A Jolt to the System

Caffeine has created quite a quandary in the land of Starbucks. The drug has become so prevalent in the Seattle-area water supply that officials have had to change the way they track pollution.
by | October 2000

Caffeine has created quite a quandary in the land of Starbucks. The drug has become so prevalent in the Seattle-area water supply that officials have had to change the way they track pollution.

Four years ago, King County water-quality experts began identifying sewer overflows and leaks in underground pipes based on traces of caffeine found in the water supply. The substance was ideal because the compound is not found in natural waters, according to chief county microbiologist Scott Mickelson. Caffeine remains intact through grinding, percolating, frothing--and human consumption and elimination.

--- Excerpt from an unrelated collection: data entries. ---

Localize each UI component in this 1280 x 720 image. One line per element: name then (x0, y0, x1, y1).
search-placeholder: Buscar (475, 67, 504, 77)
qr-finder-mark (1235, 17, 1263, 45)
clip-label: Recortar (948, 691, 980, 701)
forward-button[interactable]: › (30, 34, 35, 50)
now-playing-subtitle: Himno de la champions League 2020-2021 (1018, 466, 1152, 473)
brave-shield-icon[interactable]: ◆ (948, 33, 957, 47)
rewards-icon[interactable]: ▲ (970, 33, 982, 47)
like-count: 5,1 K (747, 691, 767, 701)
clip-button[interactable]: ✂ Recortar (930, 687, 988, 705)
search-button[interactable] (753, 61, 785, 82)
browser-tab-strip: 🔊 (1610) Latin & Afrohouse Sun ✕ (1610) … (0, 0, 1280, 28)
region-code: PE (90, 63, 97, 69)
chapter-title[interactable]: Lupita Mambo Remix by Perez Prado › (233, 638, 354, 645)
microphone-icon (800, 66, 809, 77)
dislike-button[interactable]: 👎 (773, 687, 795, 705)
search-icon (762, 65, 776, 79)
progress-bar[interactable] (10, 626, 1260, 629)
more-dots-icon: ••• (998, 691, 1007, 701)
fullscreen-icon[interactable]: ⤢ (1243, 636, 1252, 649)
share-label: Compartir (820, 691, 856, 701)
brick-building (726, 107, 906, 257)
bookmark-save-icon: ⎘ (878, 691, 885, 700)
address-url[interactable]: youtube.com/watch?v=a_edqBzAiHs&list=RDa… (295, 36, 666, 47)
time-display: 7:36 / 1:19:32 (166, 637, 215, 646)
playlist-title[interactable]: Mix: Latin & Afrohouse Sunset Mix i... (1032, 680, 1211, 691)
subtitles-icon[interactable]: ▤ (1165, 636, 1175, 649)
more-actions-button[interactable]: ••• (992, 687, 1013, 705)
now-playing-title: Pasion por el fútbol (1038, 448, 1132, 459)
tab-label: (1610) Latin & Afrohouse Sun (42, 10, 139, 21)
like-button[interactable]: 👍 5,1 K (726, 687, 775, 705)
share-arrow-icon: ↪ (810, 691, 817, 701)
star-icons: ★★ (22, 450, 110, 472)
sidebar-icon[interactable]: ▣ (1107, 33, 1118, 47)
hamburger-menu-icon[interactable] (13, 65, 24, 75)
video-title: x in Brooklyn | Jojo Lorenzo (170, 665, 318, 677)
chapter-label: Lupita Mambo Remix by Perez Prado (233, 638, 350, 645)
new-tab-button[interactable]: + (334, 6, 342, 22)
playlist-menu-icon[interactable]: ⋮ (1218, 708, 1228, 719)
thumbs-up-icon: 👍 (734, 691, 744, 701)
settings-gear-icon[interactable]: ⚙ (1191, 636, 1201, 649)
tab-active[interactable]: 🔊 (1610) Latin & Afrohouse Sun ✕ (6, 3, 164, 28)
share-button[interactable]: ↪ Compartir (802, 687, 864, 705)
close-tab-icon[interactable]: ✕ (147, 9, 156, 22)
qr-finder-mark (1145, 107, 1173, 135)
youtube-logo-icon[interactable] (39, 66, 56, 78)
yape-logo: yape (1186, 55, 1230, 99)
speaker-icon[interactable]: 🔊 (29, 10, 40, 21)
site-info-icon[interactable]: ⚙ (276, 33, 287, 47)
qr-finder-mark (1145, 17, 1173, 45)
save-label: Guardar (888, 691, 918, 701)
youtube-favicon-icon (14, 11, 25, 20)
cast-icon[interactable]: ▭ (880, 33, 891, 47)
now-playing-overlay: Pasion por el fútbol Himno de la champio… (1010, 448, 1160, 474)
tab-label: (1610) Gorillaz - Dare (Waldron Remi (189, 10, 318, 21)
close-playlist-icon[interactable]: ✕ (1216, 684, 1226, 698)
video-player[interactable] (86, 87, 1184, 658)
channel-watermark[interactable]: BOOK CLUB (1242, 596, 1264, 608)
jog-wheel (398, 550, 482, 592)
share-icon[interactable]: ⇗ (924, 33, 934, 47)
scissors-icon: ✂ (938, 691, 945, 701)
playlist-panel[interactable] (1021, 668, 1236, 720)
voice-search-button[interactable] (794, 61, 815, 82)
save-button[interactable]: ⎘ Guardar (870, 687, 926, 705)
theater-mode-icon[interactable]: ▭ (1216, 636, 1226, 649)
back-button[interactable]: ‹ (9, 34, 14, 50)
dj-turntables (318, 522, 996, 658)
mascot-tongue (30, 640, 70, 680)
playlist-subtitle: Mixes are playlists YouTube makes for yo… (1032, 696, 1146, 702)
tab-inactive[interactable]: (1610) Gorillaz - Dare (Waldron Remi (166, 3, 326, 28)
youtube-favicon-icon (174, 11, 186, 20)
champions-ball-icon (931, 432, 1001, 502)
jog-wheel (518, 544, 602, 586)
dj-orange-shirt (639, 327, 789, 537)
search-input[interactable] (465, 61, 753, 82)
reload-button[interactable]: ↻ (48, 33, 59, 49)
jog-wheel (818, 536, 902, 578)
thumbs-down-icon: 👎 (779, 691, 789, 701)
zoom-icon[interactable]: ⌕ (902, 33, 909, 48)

But of the 216 water samples--some at depths of 640 feet--taken from Puget Sound last year, caffeine was detected in every one.

Mickelson attributes those findings to the area's booming population growth, noting that coffee typically enters the storm-sewer system when motorists, pedestrians and sidewalk vendors dump the last of their coffee into the street.

Researchers also discovered higher caffeine concentrations at certain times of the day. Caffeine readings jumped to eight times the normal level between 8:00 and 8:30 in the morning. "The joke was that everybody was getting rid of that first cup of coffee," says Mickelson.

Since the levels now preclude the use of caffeine as a tracer compound, researchers will instead use a nontoxic fluorescent dye to track pollution.